As they moved toward the dining table, Sylvianne noticed that just like this morning, Neiva had melted away, like a little brownie from the bottom of the garden, she flitted in and then flitted out, just like that. Sylvianne squared her shoulders, now was the time for the tentacles – her stomach lurched.

Sat on the veranda sometime later, Sylvianne had to admit, Neiva could cook. At Josh’s urging she had tried, eaten and delighted in the Canarian dishes that had been left, including those tentacles and now Josh offered her suspiciously British looking instant coffee, as he sat down beside her. The sun was low in the sky and the whole world was becoming an intense orange glow as the firey orb dipped toward the horizon out to sea. Little solar lights started to spring to life in the hidden leafy places like little glow worms suddenly released and then the crickets came, clicking in rhythm.

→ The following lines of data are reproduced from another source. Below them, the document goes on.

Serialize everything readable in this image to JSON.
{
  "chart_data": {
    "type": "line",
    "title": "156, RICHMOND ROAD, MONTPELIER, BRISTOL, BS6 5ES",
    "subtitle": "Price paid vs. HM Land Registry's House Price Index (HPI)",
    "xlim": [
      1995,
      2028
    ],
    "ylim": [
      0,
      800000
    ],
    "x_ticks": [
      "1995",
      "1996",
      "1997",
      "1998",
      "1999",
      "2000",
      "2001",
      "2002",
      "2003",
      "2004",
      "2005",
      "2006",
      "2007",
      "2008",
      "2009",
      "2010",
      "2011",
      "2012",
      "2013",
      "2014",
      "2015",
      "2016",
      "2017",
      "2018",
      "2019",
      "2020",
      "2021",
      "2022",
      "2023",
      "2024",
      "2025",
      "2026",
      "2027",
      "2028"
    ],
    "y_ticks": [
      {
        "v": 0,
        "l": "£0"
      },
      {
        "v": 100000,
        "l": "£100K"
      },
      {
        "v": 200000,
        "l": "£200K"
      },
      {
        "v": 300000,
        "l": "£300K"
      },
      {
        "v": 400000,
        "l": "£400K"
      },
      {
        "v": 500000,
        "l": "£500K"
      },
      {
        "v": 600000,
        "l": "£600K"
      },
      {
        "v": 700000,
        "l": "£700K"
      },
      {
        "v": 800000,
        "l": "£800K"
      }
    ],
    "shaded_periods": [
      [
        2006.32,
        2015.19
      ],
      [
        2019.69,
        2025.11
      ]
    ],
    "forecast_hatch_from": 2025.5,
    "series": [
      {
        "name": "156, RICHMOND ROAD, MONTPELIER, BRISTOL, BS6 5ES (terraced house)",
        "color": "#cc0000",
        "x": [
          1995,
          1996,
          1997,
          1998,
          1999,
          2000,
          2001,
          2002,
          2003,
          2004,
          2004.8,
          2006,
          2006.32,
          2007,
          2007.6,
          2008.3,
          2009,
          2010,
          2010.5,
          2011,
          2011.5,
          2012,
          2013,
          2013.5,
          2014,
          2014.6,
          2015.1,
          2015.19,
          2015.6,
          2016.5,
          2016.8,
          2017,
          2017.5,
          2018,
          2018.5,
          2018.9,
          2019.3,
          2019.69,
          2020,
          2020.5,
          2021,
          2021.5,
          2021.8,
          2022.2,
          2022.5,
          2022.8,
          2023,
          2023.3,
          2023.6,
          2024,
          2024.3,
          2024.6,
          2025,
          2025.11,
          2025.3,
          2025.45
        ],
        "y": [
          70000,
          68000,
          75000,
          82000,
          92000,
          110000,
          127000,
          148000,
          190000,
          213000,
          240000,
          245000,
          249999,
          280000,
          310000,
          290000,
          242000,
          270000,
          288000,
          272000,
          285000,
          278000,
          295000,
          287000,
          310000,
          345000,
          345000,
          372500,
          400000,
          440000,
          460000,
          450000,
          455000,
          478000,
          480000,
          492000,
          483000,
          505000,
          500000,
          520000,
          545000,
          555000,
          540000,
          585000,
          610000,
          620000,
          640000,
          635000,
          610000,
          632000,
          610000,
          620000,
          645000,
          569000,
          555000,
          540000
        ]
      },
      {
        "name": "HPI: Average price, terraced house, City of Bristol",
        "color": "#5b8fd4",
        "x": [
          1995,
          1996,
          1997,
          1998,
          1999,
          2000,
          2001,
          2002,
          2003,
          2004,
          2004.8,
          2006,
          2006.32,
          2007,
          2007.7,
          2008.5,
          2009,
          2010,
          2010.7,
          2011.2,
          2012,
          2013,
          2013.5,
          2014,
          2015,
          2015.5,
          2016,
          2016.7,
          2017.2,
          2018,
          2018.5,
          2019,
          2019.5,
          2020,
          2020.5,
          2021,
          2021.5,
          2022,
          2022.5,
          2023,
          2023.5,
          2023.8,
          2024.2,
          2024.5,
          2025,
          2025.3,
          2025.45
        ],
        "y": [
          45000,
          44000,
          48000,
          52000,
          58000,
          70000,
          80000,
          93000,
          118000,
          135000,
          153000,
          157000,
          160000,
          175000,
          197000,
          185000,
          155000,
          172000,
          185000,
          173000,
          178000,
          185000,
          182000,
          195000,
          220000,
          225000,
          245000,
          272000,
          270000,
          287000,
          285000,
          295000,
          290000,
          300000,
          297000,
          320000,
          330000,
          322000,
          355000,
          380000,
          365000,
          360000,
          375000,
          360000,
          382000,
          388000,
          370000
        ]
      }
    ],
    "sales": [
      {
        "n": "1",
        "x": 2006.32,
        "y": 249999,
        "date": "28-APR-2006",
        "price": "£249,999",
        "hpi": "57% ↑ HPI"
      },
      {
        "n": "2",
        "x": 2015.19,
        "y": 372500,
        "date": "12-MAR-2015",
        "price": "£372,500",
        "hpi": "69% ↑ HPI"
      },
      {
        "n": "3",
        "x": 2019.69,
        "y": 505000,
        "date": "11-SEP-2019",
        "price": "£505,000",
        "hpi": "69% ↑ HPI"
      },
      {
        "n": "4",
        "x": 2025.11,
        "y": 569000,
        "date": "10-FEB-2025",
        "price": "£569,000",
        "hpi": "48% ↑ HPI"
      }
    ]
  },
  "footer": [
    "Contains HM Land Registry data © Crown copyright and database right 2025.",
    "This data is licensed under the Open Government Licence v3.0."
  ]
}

Josh lowered the parasol at the patio table and set a cluster of citronella tea lights on the table and they quietly contemplated the view. It was Josh who broke the quiet.

‘Did you stay for the funeral?’

Sylvianne sipped the coffee, ‘yes.’

Silence.

Then Sylvianne placed the cup down and faced Josh. ‘ I ran away. Not from the funeral, but from my life, it all suddenly felt faux, like I had been kidding myself. All those things that I thought were going to make my life meaningful. I was deluding myself.’

Josh didn’t miss a beat.  ‘You’re wrong you know. That computer course, that was fantastic and you were doing the keepy fit thing and you were starting to sound almost like your old self – you were healing Mum.  It’s a process and you’ve faltered a bit, that’s all.’

‘I didn’t know. She lay dead and I just didn’t know. And I just felt that my stupid life was just that, stupid and meaningless.’

‘Then make it have some meaning Mum. It’s time for you to do something for you. Not me, Not Lara. Not Dad. It’s time for you now.’

‘I ran away from myself, I got frightened.’

‘If there was a place in the world to flee to, I can’t imagine anything more perfect than here.’

Sylvianne saw the sun’s final flare as it finally sunk below the horizon and solar lamps burst across the garden beyond the edges of the veranda, and she smiled. ‘Absolutely Josh. Absolutely.’

Josh took a sip from his coffee. ‘I hate him for hurting you, you know that don’t you?’

Sylvianne nodded and moved to hold her son’s hand. ‘I should have come here sooner.’

Josh squeezed her hand. ‘Neiva has a large family and they all get together once a week for a big get together meal, but it’s much more than a meal, it’s an event! It’s tomorrow night, and I go over to see them all, you can come with me.’

‘You speak marvellous Spanish now.’

‘You have to, you can’t get by properly locally without it, but it comes quite quick the more you socialise with the locals and her family are great. So you’ll come along with me?

She nodded. ‘I’m really going to miss Ellen, I don’t have many friends you know?’